I’m getting old. I remember the 1960’s when, in fairly rapid succession, we lost John, Bobby, Martin and Malcolm to such pitch black, inconceivable intolerance. The Manson murders, Lennon’s death, Ford’s and Reagan’s assassination attempts were for more garden variety reasons, even if cloaked in some social illusion. The Weathermen, SLA, Italy’s Red Brigades and Germany’s Baader-Meinhoff all delusionally believed their violence would improve society. Then somehow this deranged violence eased. Only Ted Kaczynski kept at it, secretively.  (If you’re younger than me, and most are, you may need to look up some of these. And you should.)

Mass shootings ticked up since the infamous Aurora school massacre in 1999, many inspired by those and subsequent killers. A belief in their own victimization has motivated many with sexual or gender issues as well as political or racial hatreds to take vengeance on others. Two nearly successful attempts on President Trump’s life should be unthinkable.

Are we in another era of violent confrontations between irreconcilable, antagonistic fanatics? May be. One researcher says there have been 150 incidents of politically motivated violence just through June this year–nearly twice as many as the first 6 months of last year. It’s been rising steadily since the January 6 Capitol riot.

As our nation has grown more secular (not entirely a bad thing) the foundational “moral and religious People” John Adams knew were necessary for lasting democracy seem to be becoming less so. This to me appears to be the growing fracture in our commonweal. Charlie Kirk is the latest casualty, along with respect, tolerance and virtue.

Pragmatically, in order to survive individually, the whole nonsense about “root causes” of violence (even my own) need to be shelved in favor of actually protecting people. Any large (or smaller, contentious) gatherings must have capable advance site assessment and armed, trained personnel covering the attendees better than in Butler, Pennsylvania or Utah Valley U. Not to mention all schools and places of worship. And every willing and able citizen should go armed in order so as to act decisively when danger arises.

Societally, there actually is an answer, one we all ought to adopt. Simply, it is to work at hearing each other.  Not to achieve agreement or expect any resolution. .Just to listen and try to understand those who are not in our camp without labeling them outcasts.

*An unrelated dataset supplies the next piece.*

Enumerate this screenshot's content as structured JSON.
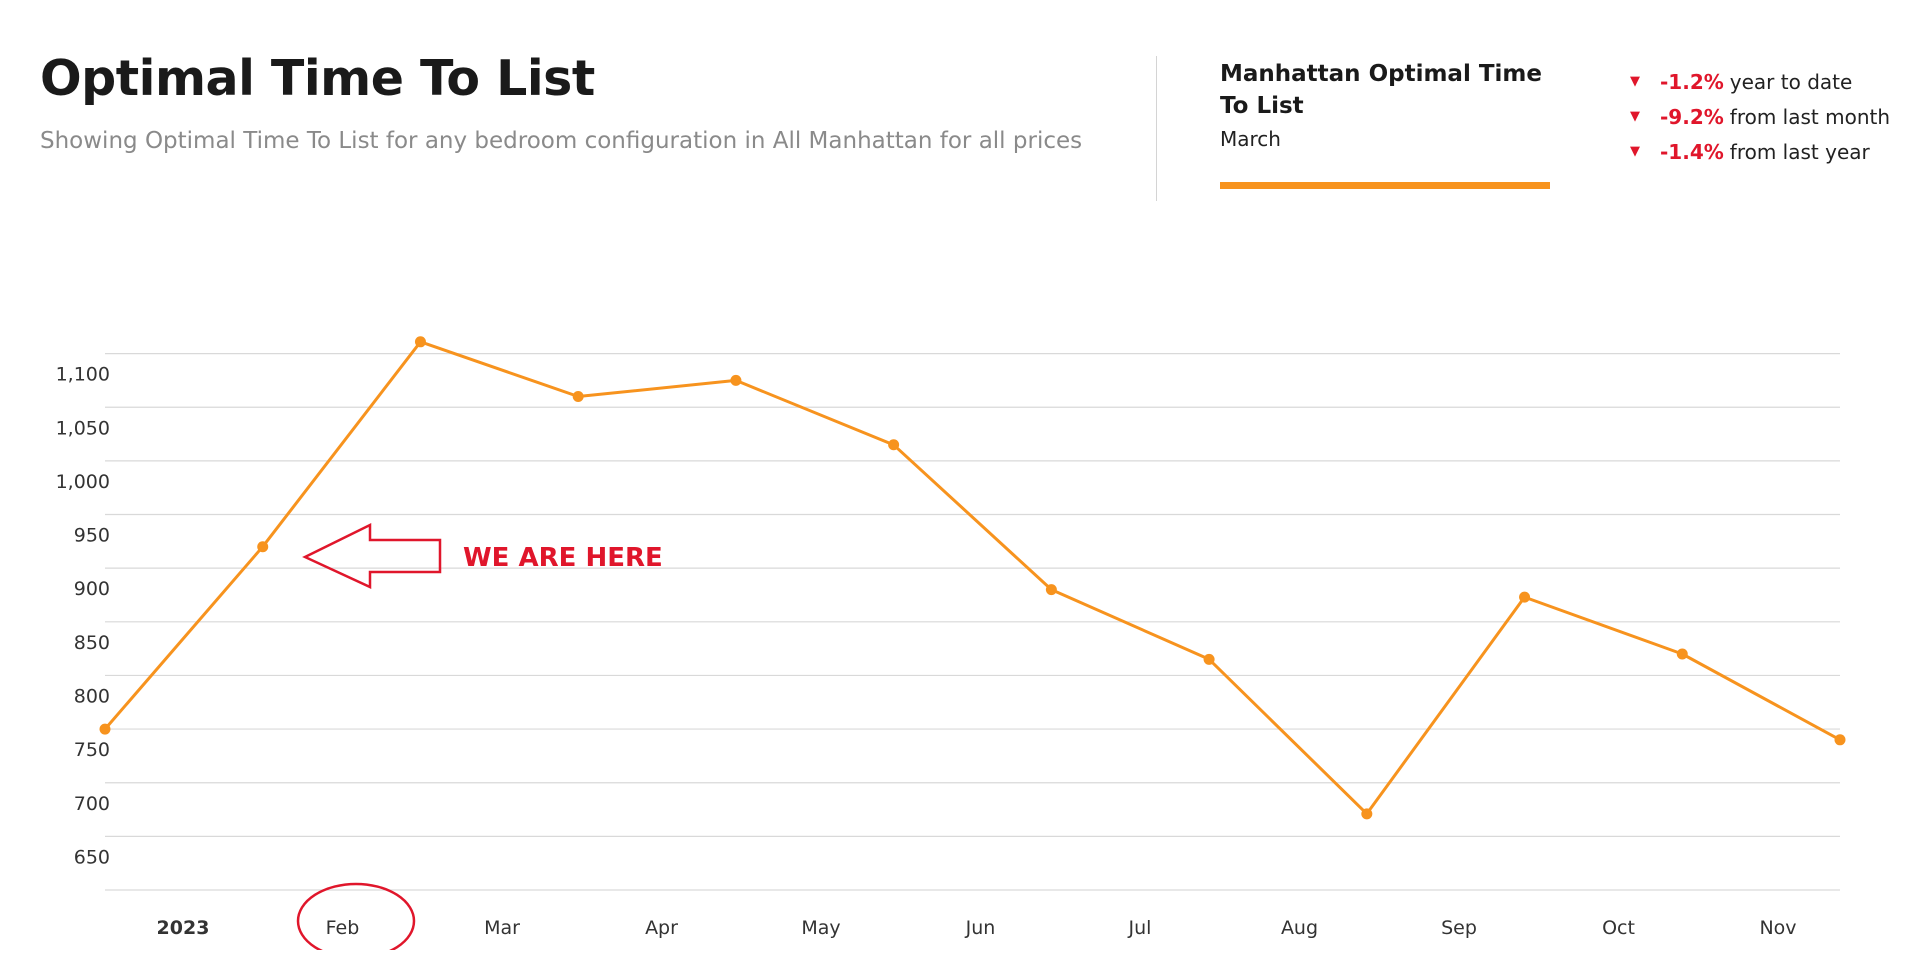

My last living best friend since college has always been more liberal than me, even when I called myself one. About a month after President Trump’s 2024 victory, we talked, as we do every few months. “B.” was outraged and couldn’t stop listing the many ways that Trump would be a dangerous dictatorial demagogue. The word “fascist” was invoked. I could get no word in edgewise, so just listened until he tired out.

When we signed off, I asked that since we spent that conversation focused on his fears and anger, next time please let me describe how the majority of voters might be seeing the same things very differently. Not to agree, just to hear the other perspective. He did, and I was grateful. Our conversations are now back to normal, and when we talk politics it’s a much easier back and forth.

Charlie Kirk leaves behind accomplishments that any man would be proud of in a much longer lifetime. I hope he is also remembered because he knew what he was talking about and why.

This statement is prominently displayed on his website’s home page. It should be at the very top:

“We heal our divides by talking to people we disagree with . . .
  You heal the country when you allow disagreement.”

No one has said it better.

.

Robert B Young, MD

— DRGO Director & Editor Robert B. Young, MD is a psychiatrist practicing in Pittsford, NY, an associate clinical professor at the University of Rochester School of Medicine, and a Distinguished Life Fellow of the American Psychiatric Association.